Naturally, the evolutionary psychologists behind this research can explain any strange results. Arm movements matter more in sexy dancing, they say, because women key in on male upper-body strength as a sign of reproductive fitness—you know, fist-fighting over mates and all that. But a few years ago, Neave suggested that the right knee might be important to dancing because men evolved to be “right-footed.” We’re also told the same upper-body theory explains the fact that good dancing correlates with handgrip strength (which signals upper-body brawn) but not jumping ability or endurance.

Then again, we also know—or think we know—that hand-grip strength correlates with body symmetry, which is itself a marker of reproductive fitness. And what’s more, a study published in Nature in 2005 found that body symmetry correlates with sexy dancing! “That was a fascinating study,” Neave told me. “It looked to be really, really powerful. That was a major impetus for us to do our [dancing] research.”

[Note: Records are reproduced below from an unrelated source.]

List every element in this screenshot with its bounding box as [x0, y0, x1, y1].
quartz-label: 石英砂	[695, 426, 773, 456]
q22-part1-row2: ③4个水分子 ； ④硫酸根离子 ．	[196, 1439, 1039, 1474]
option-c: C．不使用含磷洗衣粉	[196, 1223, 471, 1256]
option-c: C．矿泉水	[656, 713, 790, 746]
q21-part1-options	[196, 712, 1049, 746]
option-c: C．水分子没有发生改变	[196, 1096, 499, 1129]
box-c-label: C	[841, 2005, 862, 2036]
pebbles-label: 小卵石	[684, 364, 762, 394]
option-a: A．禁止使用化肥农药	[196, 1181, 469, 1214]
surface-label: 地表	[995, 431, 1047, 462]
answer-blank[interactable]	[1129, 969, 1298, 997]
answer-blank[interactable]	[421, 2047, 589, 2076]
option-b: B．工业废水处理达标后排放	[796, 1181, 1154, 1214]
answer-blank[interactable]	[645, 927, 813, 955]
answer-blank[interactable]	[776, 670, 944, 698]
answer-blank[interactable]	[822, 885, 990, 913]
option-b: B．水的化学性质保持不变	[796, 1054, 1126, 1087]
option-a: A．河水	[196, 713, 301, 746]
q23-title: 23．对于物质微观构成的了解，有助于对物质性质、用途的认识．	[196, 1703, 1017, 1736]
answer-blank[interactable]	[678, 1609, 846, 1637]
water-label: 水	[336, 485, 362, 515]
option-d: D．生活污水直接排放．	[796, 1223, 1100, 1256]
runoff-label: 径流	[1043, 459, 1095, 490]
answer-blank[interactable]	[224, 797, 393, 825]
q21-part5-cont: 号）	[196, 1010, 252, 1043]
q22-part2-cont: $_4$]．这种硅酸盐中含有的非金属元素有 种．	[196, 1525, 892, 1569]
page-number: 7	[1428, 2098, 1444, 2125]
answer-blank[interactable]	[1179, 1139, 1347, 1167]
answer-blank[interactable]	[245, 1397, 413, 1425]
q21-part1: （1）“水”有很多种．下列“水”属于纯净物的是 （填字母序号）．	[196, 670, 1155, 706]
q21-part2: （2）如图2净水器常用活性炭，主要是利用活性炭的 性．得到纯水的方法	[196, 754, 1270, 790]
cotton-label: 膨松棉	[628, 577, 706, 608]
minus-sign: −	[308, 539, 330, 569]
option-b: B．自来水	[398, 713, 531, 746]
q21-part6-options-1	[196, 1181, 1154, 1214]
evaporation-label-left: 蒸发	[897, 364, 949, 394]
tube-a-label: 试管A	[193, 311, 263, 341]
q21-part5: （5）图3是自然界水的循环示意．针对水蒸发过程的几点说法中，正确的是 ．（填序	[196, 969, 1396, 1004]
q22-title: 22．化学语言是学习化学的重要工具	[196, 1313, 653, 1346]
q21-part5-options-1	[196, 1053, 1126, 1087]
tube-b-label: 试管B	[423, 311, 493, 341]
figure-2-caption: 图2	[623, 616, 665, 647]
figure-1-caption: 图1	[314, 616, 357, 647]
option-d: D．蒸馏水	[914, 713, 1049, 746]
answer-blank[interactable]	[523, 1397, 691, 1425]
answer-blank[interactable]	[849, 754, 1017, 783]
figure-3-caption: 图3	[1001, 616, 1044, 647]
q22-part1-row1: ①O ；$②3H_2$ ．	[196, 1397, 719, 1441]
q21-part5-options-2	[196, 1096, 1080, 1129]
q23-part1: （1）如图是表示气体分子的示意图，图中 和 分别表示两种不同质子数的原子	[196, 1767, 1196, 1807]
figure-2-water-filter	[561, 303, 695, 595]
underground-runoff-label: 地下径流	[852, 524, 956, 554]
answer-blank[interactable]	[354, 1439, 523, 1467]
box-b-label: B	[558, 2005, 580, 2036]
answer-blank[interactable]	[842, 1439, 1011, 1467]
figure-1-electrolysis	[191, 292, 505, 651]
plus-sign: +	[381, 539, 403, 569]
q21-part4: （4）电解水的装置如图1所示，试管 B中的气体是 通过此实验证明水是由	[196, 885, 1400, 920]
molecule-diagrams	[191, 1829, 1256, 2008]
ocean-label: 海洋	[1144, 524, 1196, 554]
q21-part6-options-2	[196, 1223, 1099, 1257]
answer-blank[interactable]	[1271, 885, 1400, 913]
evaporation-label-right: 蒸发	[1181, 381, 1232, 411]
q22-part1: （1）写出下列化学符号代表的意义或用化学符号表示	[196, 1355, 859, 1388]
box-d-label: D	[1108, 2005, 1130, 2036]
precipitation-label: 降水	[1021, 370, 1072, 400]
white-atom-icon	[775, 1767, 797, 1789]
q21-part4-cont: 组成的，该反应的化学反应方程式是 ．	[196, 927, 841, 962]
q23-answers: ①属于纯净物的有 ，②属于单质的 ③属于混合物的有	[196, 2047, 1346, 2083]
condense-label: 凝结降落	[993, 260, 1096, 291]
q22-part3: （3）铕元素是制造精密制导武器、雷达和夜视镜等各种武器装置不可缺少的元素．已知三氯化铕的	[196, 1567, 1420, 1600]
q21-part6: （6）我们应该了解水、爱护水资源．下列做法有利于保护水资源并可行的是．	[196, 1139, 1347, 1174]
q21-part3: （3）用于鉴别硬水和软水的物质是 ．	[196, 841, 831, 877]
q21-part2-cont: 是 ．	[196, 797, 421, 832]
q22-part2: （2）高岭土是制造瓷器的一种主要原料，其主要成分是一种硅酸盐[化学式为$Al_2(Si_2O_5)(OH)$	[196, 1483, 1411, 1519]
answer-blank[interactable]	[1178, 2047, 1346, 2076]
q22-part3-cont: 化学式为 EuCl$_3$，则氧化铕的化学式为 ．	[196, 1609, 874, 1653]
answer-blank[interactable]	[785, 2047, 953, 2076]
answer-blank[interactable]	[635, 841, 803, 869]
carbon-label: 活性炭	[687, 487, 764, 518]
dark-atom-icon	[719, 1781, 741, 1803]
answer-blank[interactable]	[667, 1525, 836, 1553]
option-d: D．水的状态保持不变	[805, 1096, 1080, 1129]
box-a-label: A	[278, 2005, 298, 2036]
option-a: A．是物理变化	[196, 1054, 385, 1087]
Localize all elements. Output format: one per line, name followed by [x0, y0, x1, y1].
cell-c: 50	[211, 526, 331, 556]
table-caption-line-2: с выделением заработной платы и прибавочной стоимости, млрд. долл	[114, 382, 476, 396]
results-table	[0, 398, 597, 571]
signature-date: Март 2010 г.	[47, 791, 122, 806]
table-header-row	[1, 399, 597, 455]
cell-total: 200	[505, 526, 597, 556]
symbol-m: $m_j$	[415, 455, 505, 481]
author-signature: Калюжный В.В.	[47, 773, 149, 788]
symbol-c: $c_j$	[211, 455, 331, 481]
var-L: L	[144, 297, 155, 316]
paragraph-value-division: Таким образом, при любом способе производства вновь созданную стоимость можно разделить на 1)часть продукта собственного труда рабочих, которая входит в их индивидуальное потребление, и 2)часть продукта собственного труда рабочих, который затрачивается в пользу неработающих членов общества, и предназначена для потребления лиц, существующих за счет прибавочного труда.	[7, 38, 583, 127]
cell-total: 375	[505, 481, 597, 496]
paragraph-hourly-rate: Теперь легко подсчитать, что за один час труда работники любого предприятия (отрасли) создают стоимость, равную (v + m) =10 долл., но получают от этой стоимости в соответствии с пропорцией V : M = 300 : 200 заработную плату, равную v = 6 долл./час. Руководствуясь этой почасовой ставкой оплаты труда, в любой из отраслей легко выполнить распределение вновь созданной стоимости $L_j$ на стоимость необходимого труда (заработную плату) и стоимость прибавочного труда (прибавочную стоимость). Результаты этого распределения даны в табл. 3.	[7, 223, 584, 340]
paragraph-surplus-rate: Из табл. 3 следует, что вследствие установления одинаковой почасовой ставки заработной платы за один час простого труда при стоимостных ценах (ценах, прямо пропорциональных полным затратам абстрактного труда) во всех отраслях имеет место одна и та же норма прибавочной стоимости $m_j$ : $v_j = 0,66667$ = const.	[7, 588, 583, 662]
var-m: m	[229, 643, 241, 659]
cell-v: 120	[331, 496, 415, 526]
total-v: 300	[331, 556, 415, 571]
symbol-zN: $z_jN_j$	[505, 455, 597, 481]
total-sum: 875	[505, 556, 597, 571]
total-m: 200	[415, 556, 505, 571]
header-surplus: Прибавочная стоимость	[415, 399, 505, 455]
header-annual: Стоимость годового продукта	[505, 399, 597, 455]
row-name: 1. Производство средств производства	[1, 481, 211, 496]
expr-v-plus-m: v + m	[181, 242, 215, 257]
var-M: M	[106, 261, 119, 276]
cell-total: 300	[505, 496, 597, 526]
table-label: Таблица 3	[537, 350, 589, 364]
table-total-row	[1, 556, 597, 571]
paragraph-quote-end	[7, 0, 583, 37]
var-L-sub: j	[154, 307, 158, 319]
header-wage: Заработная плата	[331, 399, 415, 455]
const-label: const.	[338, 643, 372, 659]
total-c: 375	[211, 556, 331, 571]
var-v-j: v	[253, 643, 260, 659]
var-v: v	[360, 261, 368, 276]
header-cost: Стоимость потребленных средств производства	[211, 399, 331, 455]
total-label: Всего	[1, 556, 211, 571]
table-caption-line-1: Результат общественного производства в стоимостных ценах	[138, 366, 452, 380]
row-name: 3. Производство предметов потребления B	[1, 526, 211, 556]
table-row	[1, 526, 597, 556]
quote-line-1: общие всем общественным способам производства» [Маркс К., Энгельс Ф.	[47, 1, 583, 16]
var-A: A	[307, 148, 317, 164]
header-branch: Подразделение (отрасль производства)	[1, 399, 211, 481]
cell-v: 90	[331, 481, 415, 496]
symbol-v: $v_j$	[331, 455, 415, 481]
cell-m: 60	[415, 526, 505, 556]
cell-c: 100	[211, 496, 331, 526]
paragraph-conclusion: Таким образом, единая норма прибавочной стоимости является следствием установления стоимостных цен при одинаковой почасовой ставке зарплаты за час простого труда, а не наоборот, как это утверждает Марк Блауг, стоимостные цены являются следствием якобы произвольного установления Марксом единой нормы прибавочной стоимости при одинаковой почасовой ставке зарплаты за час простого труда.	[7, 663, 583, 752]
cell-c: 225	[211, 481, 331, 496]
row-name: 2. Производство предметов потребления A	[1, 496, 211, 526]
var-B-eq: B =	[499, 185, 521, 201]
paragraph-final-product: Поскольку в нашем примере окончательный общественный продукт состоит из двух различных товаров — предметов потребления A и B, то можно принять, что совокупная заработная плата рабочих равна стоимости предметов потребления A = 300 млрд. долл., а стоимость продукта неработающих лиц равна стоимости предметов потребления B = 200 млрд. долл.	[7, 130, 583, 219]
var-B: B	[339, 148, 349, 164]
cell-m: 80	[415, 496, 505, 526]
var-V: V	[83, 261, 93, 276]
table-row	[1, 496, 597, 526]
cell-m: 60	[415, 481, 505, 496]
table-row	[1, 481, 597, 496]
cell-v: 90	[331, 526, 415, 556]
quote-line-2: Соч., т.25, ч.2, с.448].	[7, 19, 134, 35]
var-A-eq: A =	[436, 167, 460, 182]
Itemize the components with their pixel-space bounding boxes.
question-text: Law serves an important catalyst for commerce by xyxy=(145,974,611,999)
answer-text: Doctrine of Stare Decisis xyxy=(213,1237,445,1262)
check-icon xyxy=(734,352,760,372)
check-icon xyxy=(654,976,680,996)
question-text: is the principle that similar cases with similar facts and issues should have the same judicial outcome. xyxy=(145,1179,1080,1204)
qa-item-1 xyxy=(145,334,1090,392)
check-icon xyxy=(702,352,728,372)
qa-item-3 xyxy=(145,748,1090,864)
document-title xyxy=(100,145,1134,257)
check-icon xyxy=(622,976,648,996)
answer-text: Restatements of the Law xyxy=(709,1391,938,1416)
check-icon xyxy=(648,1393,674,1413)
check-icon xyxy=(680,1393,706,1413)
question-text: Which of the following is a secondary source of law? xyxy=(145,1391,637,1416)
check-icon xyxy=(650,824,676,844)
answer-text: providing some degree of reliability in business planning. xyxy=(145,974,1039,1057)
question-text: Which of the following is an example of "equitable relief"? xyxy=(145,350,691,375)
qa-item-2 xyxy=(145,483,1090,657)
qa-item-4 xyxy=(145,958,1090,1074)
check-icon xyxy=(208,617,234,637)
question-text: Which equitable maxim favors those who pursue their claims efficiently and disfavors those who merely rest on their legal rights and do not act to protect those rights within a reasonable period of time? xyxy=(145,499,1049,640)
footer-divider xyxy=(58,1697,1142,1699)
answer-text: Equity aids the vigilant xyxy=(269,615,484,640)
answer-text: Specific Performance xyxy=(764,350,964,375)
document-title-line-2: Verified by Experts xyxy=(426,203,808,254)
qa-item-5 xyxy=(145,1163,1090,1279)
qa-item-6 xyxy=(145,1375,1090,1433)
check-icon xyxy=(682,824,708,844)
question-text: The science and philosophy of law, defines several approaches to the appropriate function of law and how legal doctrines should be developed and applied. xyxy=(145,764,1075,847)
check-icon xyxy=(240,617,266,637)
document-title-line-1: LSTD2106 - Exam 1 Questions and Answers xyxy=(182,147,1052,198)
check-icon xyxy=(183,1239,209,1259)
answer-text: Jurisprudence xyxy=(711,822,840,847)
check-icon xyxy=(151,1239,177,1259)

As it happens, that 2005 Nature study—the best-known in this tiny subfield of psychology—was retracted in 2013, at the behest of its senior author, Robert Trivers. (He now alleges that a postdoc faked the data.) I asked Neave if his group has checked for a symmetry effect, and he said they’re waiting for more data. “We don’t feel that we’ve got sufficient numbers,” he told me. “You’d need 200 men to find any clear association with that stuff. There’s so much noise.”

But what about the other associations that your group reported? I asked. Why should the relationship between a man’s dancing and his personality, or between his dancing and his upper-body strength, be any less noisy that the one between his dancing and his symmetry? Why would you need 200 men for one analysis but just 19 for all the others?

Neave acknowledged some uncertainty. “I’m not saying that we have the answer to anything,” he said. “Science progresses by people making mistakes, and then other people coming along and doing things better, and we all benefit from that.”

So true: Scientists will make mistakes, and science buries them in further findings. It’s a sensible routine, and one that has been in play for centuries. The problem comes not from guys like Neave, well-meaning if at times misguided, but from the grave robbers who dig up decrepit studies just to steal some traffic. When we don’t stop to read the warnings in the literature, we unleash a mummy’s curse on science journalism. Once the zombie plague gets going, it’s hard to stamp it out.